本人が言うには「馬鹿を放っておくと、何をするか分からない」らしい。
現在は実家で一緒に暮らしている。不思議なことに家族は新しく増えた同居人に対して文句一つ言ってこない。
ありがたいが不気味なことである。機会があれば、しっかりと紹介したい。
おそらく、家族はかなめを気に入ってくれるだろう。
ふと、後藤を思い出した。彼はかなめを幻想と言っていたが、とんだ間違いである。
実際にかなめはいる。今も自分の側におり、しゃべっている。相変わらず皮肉屋なのは変わっていないが、そこを奪ったら彼女ではなくなる。
だから、ずっと皮肉屋で性悪女の有坂かなめでいてほしい。
栄二は切実に願っていた。
「栄二」
驚いた。かなめが初めて自分の名前を呼んでくれた。
「名前を呼ぶのに、随分と時間がかかったな」
「もう他人ではないからね」
「えっ?」
「あなたの子供ができたのよ」
またもや驚いた。
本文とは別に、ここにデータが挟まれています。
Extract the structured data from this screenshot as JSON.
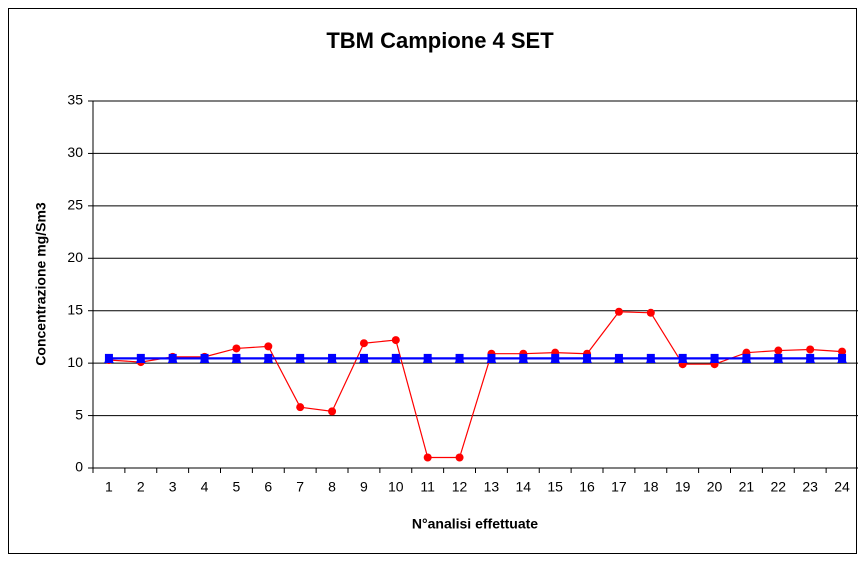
{
  "chart_data": {
    "type": "line",
    "title": "TBM Campione 4 SET",
    "x_label": "N°analisi effettuate",
    "y_label": "Concentrazione mg/Sm3",
    "categories": [
      "1",
      "2",
      "3",
      "4",
      "5",
      "6",
      "7",
      "8",
      "9",
      "10",
      "11",
      "12",
      "13",
      "14",
      "15",
      "16",
      "17",
      "18",
      "19",
      "20",
      "21",
      "22",
      "23",
      "24"
    ],
    "series": [
      {
        "color": "#ff0000",
        "marker": "circle",
        "values": [
          10.3,
          10.1,
          10.6,
          10.6,
          11.4,
          11.6,
          5.8,
          5.4,
          11.9,
          12.2,
          1.0,
          1.0,
          10.9,
          10.9,
          11.0,
          10.9,
          14.9,
          14.8,
          9.9,
          9.9,
          11.0,
          11.2,
          11.3,
          11.1
        ]
      },
      {
        "color": "#0000ff",
        "marker": "square",
        "values": [
          10.5,
          10.5,
          10.5,
          10.5,
          10.5,
          10.5,
          10.5,
          10.5,
          10.5,
          10.5,
          10.5,
          10.5,
          10.5,
          10.5,
          10.5,
          10.5,
          10.5,
          10.5,
          10.5,
          10.5,
          10.5,
          10.5,
          10.5,
          10.5
        ]
      },
      {
        "color": "#0000ff",
        "marker": "triangle",
        "values": [
          10.4,
          10.4,
          10.4,
          10.4,
          10.4,
          10.4,
          10.4,
          10.4,
          10.4,
          10.4,
          10.4,
          10.4,
          10.4,
          10.4,
          10.4,
          10.4,
          10.4,
          10.4,
          10.4,
          10.4,
          10.4,
          10.4,
          10.4,
          10.4
        ]
      }
    ],
    "ylim": [
      0,
      35
    ],
    "yticks": [
      0,
      5,
      10,
      15,
      20,
      25,
      30,
      35
    ],
    "grid": true
  }
}
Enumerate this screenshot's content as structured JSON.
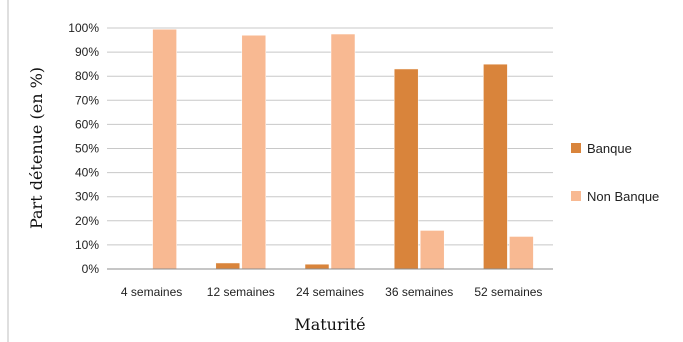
{
  "chart_data": {
    "type": "bar",
    "categories": [
      "4  semaines",
      "12 semaines",
      "24 semaines",
      "36 semaines",
      "52 semaines"
    ],
    "series": [
      {
        "name": "Banque",
        "values": [
          0,
          2.5,
          2,
          83,
          85
        ],
        "color": "#d9843b"
      },
      {
        "name": "Non Banque",
        "values": [
          99.5,
          97,
          97.5,
          16,
          13.5
        ],
        "color": "#f8b992"
      }
    ],
    "xlabel": "Maturité",
    "ylabel": "Part détenue (en %)",
    "ylim": [
      0,
      100
    ],
    "yticks": [
      "0%",
      "10%",
      "20%",
      "30%",
      "40%",
      "50%",
      "60%",
      "70%",
      "80%",
      "90%",
      "100%"
    ],
    "grid": true,
    "legend": "right"
  }
}
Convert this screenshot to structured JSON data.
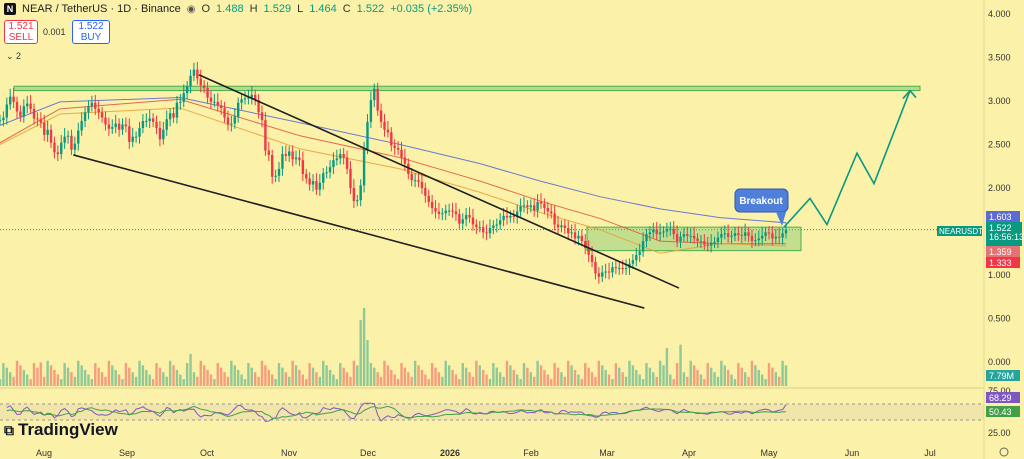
{
  "header": {
    "symbol": "NEAR / TetherUS · 1D · Binance",
    "o_label": "O",
    "o": "1.488",
    "h_label": "H",
    "h": "1.529",
    "l_label": "L",
    "l": "1.464",
    "c_label": "C",
    "c": "1.522",
    "change": "+0.035 (+2.35%)"
  },
  "trade": {
    "sell_price": "1.521",
    "sell_label": "SELL",
    "spread": "0.001",
    "buy_price": "1.522",
    "buy_label": "BUY"
  },
  "indicators_collapsed": "2",
  "brand": "TradingView",
  "annotation": "Breakout",
  "price_axis": [
    "4.000",
    "3.500",
    "3.000",
    "2.500",
    "2.000",
    "1.500",
    "1.000",
    "0.500",
    "0.000"
  ],
  "rsi_axis": [
    "75.00",
    "25.00"
  ],
  "time_axis": [
    "Aug",
    "Sep",
    "Oct",
    "Nov",
    "Dec",
    "2026",
    "Feb",
    "Mar",
    "Apr",
    "May",
    "Jun",
    "Jul"
  ],
  "badges": {
    "ma_long": "1.603",
    "ticker": "NEARUSDT",
    "price": "1.522",
    "countdown": "16:56:13",
    "ma_mid": "1.359",
    "ma_short": "1.333",
    "volume": "7.79M",
    "rsi": "68.29",
    "rsi_ma": "50.43"
  },
  "colors": {
    "background": "#fbf1a9",
    "up": "#089981",
    "down": "#f23645",
    "ma_long": "#5b6bd6",
    "ma_red": "#e05a3c",
    "ma_orange": "#e8a33a",
    "zone": "#7cc86c",
    "projection": "#089981",
    "rsi_line": "#7e57c2",
    "rsi_ma": "#43a047"
  },
  "chart_data": {
    "type": "candlestick",
    "title": "NEAR / TetherUS · 1D · Binance",
    "ylim": [
      0,
      4.0
    ],
    "x_range": [
      "2025-07-25",
      "2026-07-10"
    ],
    "closes": [
      2.78,
      2.81,
      2.96,
      3.05,
      2.99,
      2.88,
      2.82,
      2.94,
      2.97,
      2.91,
      2.8,
      2.79,
      2.75,
      2.61,
      2.67,
      2.52,
      2.41,
      2.39,
      2.52,
      2.59,
      2.6,
      2.44,
      2.51,
      2.66,
      2.77,
      2.87,
      2.94,
      2.98,
      2.91,
      2.87,
      2.81,
      2.73,
      2.68,
      2.7,
      2.74,
      2.67,
      2.73,
      2.71,
      2.53,
      2.59,
      2.59,
      2.69,
      2.77,
      2.77,
      2.8,
      2.76,
      2.69,
      2.56,
      2.67,
      2.79,
      2.86,
      2.81,
      2.98,
      2.99,
      3.09,
      3.17,
      3.29,
      3.36,
      3.26,
      3.18,
      3.15,
      3.04,
      2.99,
      2.99,
      2.95,
      2.92,
      2.81,
      2.73,
      2.74,
      2.82,
      2.98,
      3.02,
      3.03,
      3.04,
      3.07,
      3.01,
      2.87,
      2.78,
      2.43,
      2.38,
      2.13,
      2.14,
      2.22,
      2.39,
      2.37,
      2.42,
      2.33,
      2.35,
      2.32,
      2.16,
      2.11,
      2.04,
      2.08,
      1.98,
      2.06,
      2.17,
      2.18,
      2.24,
      2.32,
      2.34,
      2.39,
      2.35,
      2.22,
      2.0,
      1.85,
      1.86,
      2.03,
      2.45,
      2.76,
      3.01,
      3.14,
      2.89,
      2.76,
      2.67,
      2.64,
      2.49,
      2.46,
      2.44,
      2.35,
      2.28,
      2.16,
      2.09,
      2.09,
      2.07,
      2.0,
      1.91,
      1.84,
      1.77,
      1.73,
      1.7,
      1.71,
      1.74,
      1.74,
      1.73,
      1.7,
      1.59,
      1.64,
      1.69,
      1.66,
      1.58,
      1.55,
      1.55,
      1.49,
      1.48,
      1.54,
      1.57,
      1.58,
      1.63,
      1.68,
      1.66,
      1.68,
      1.67,
      1.73,
      1.79,
      1.8,
      1.78,
      1.8,
      1.74,
      1.84,
      1.82,
      1.77,
      1.73,
      1.71,
      1.58,
      1.55,
      1.57,
      1.54,
      1.48,
      1.49,
      1.42,
      1.45,
      1.39,
      1.31,
      1.23,
      1.15,
      1.02,
      0.98,
      1.03,
      1.04,
      1.03,
      1.09,
      1.08,
      1.08,
      1.07,
      1.08,
      1.13,
      1.17,
      1.23,
      1.27,
      1.39,
      1.47,
      1.49,
      1.52,
      1.47,
      1.49,
      1.5,
      1.53,
      1.53,
      1.47,
      1.39,
      1.44,
      1.47,
      1.45,
      1.45,
      1.42,
      1.39,
      1.39,
      1.35,
      1.34,
      1.37,
      1.38,
      1.43,
      1.47,
      1.48,
      1.44,
      1.45,
      1.48,
      1.46,
      1.45,
      1.49,
      1.45,
      1.39,
      1.4,
      1.42,
      1.45,
      1.49,
      1.48,
      1.42,
      1.44,
      1.43,
      1.48,
      1.52
    ],
    "volume_peaks_M": [
      10.3,
      28.7,
      34.0,
      20.0,
      18.0,
      16.5,
      12.0,
      7.79
    ],
    "moving_averages": [
      {
        "color": "#5b6bd6",
        "values": [
          2.72,
          2.99,
          3.04,
          2.75,
          2.5,
          2.28,
          2.08,
          1.9,
          1.76,
          1.66,
          1.6,
          1.603
        ]
      },
      {
        "color": "#e05a3c",
        "values": [
          2.52,
          2.91,
          3.02,
          2.6,
          2.35,
          2.08,
          1.85,
          1.65,
          1.39,
          1.36,
          1.359
        ]
      },
      {
        "color": "#e8a33a",
        "values": [
          2.5,
          2.85,
          2.92,
          2.45,
          2.22,
          1.95,
          1.72,
          1.52,
          1.25,
          1.36,
          1.333
        ]
      }
    ],
    "resistance_zone": [
      3.12,
      3.17
    ],
    "consolidation_zone": [
      1.28,
      1.55
    ],
    "upper_trendline": [
      [
        3.3,
        "2025-09-28"
      ],
      [
        0.85,
        "2026-03-28"
      ]
    ],
    "lower_trendline": [
      [
        2.38,
        "2025-08-12"
      ],
      [
        0.62,
        "2026-03-15"
      ]
    ],
    "projection_path": [
      1.55,
      1.88,
      1.58,
      2.4,
      2.05,
      3.12
    ],
    "rsi": {
      "ylim": [
        0,
        100
      ],
      "overbought": 70,
      "oversold": 30,
      "last_rsi": 68.29,
      "last_rsi_ma": 50.43
    }
  }
}
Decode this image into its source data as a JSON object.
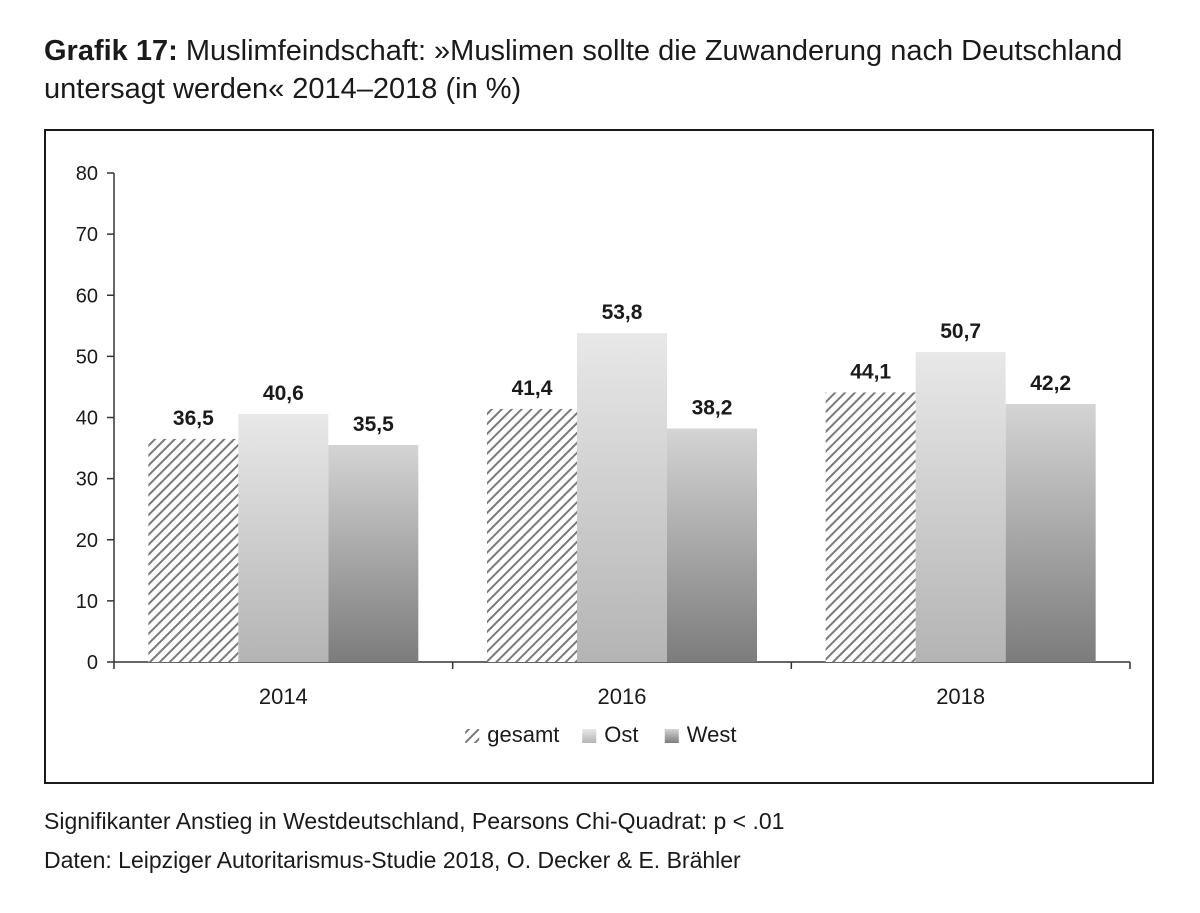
{
  "header": {
    "title_prefix": "Grafik 17:",
    "title_text": " Muslimfeindschaft: »Muslimen sollte die Zuwanderung nach Deutschland untersagt werden« 2014–2018 (in %)"
  },
  "footer": {
    "note": "Signifikanter Anstieg in Westdeutschland, Pearsons Chi-Quadrat: p < .01",
    "source": "Daten: Leipziger Autoritarismus-Studie 2018, O. Decker & E. Brähler"
  },
  "chart_data": {
    "type": "bar",
    "categories": [
      "2014",
      "2016",
      "2018"
    ],
    "series": [
      {
        "name": "gesamt",
        "values": [
          36.5,
          41.4,
          44.1
        ],
        "labels": [
          "36,5",
          "41,4",
          "44,1"
        ],
        "fill": "hatch"
      },
      {
        "name": "Ost",
        "values": [
          40.6,
          53.8,
          50.7
        ],
        "labels": [
          "40,6",
          "53,8",
          "50,7"
        ],
        "fill": "light-gradient"
      },
      {
        "name": "West",
        "values": [
          35.5,
          38.2,
          42.2
        ],
        "labels": [
          "35,5",
          "38,2",
          "42,2"
        ],
        "fill": "dark-gradient"
      }
    ],
    "ylim": [
      0,
      80
    ],
    "yticks": [
      0,
      10,
      20,
      30,
      40,
      50,
      60,
      70,
      80
    ],
    "xlabel": "",
    "ylabel": "",
    "grid": false,
    "legend_position": "bottom",
    "colors": {
      "hatch_line": "#7a7a7a",
      "light_top": "#e8e8e8",
      "light_bottom": "#b4b4b4",
      "dark_top": "#d4d4d4",
      "dark_bottom": "#7c7c7c",
      "axis": "#333333"
    }
  }
}
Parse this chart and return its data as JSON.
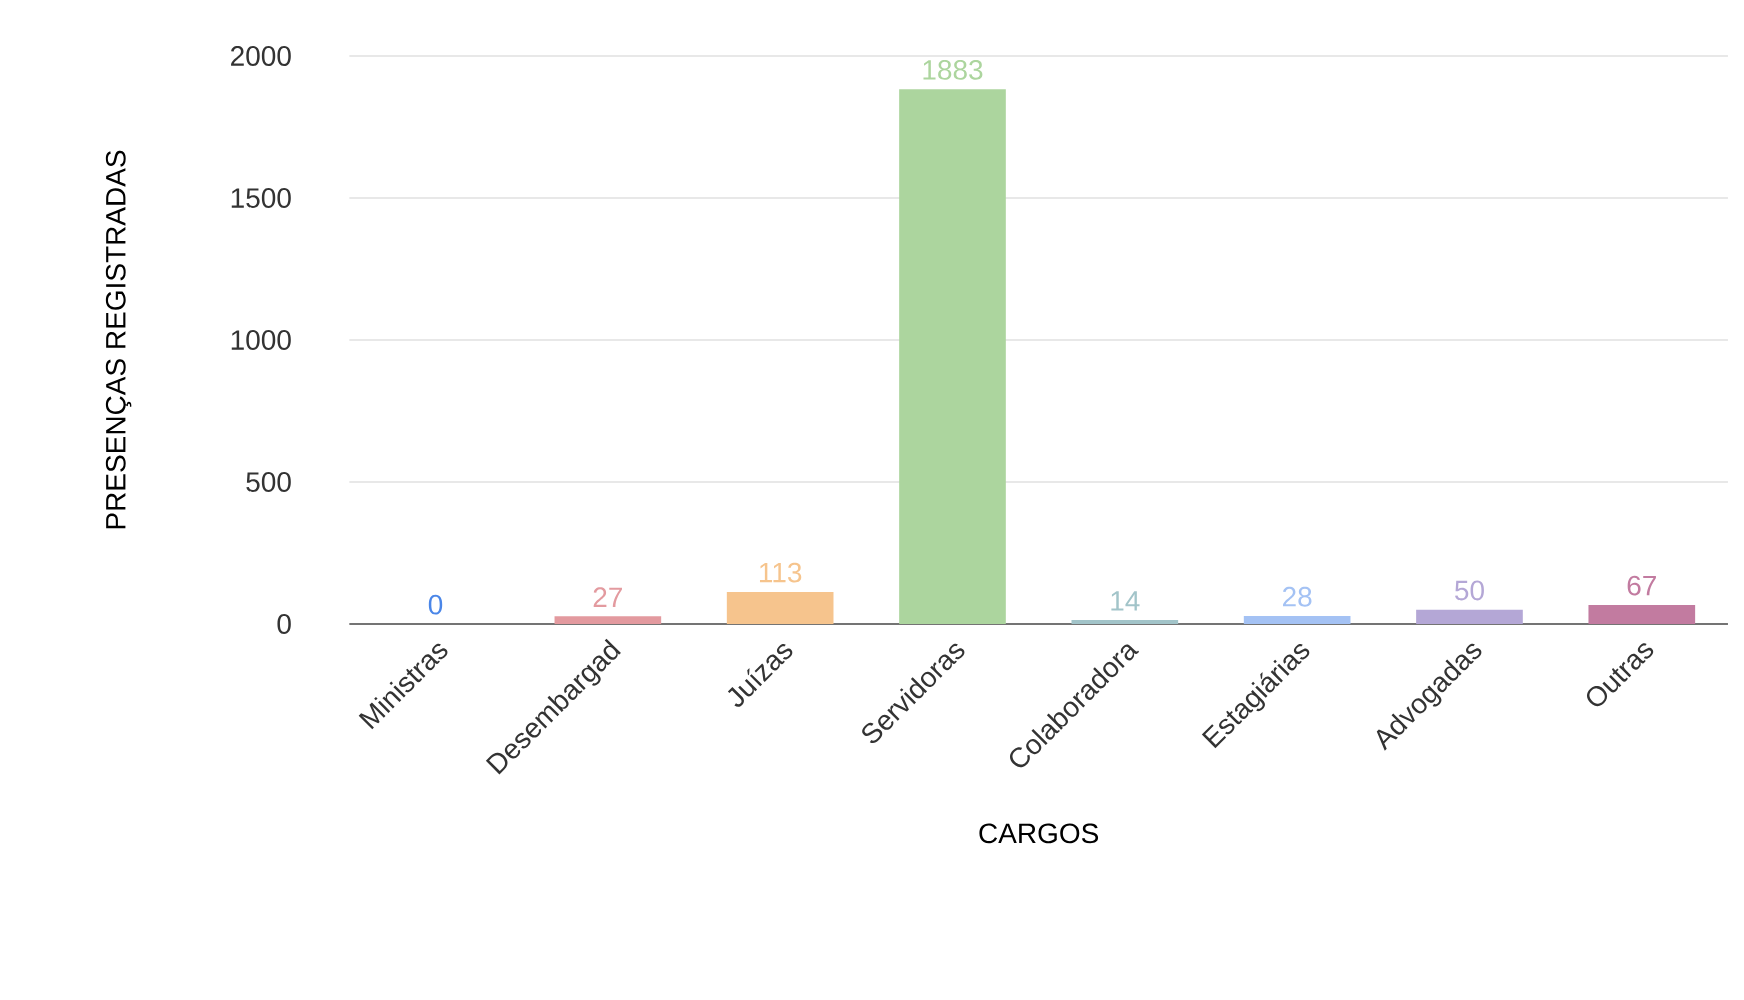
{
  "chart_data": {
    "type": "bar",
    "xlabel": "CARGOS",
    "ylabel": "PRESENÇAS REGISTRADAS",
    "categories": [
      "Ministras",
      "Desembargad",
      "Juízas",
      "Servidoras",
      "Colaboradora",
      "Estagiárias",
      "Advogadas",
      "Outras"
    ],
    "values": [
      0,
      27,
      113,
      1883,
      14,
      28,
      50,
      67
    ],
    "colors": [
      "#4a86e8",
      "#e39a9f",
      "#f6c48d",
      "#acd59e",
      "#a2c4c9",
      "#a4c2f4",
      "#b4a7d6",
      "#c27ba0"
    ],
    "ylim": [
      0,
      2000
    ],
    "yticks": [
      0,
      500,
      1000,
      1500,
      2000
    ],
    "grid": "y",
    "data_labels": true
  }
}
確かに体を重ねることは実家に帰ってからもあったが、こんなに早くできるとは思わなかった。
「これから家族になるのに、いつまでも他人みたいに『あなた』なんて呼べないでしょう」
「夫は普通、『あなた』だと思うが……」
「私から見れば、栄二は夫というより子供よ」
「そうだな」
かなめの言う通りかもしれない。自分は子供みたいだ。
というより、子供である。
だが、その子供が父親になるのだ。これから就職活動も一からやり直しであるが、なんだかやる気が出てきた。
栄二は自身の拳を握りしめた。
「そうだ。後藤に、このことを知らせないと」
「ええ、そうしましょう」
栄二は机に向かうと便箋とボールペンを準備した。
「栄二、今日の夕飯は何がいい?」
「うーん……ハヤシライスかな」
「馬鹿ね。何回食べればいいのよ。まあ、あなたが食べたいというのなら、それにするわ」
かなめは少し素直になったように感じる。確かに皮肉屋だが、出会ったころとは少し違った皮肉屋である。
新しい命が誕生したら、また変わるかもしれない。
だけど、変わるからこそ人は面白い。変わってこそ人なんだ。
かなめが台所に向かうのを見届けると、栄二は便箋にボールペンをはしらせ始めた。
遠くから様子をうかがっていた栄二の両親には、彼が一人でしゃべっているようにしか見えなかった。
「三文小説の世界」は今日も進んでいる。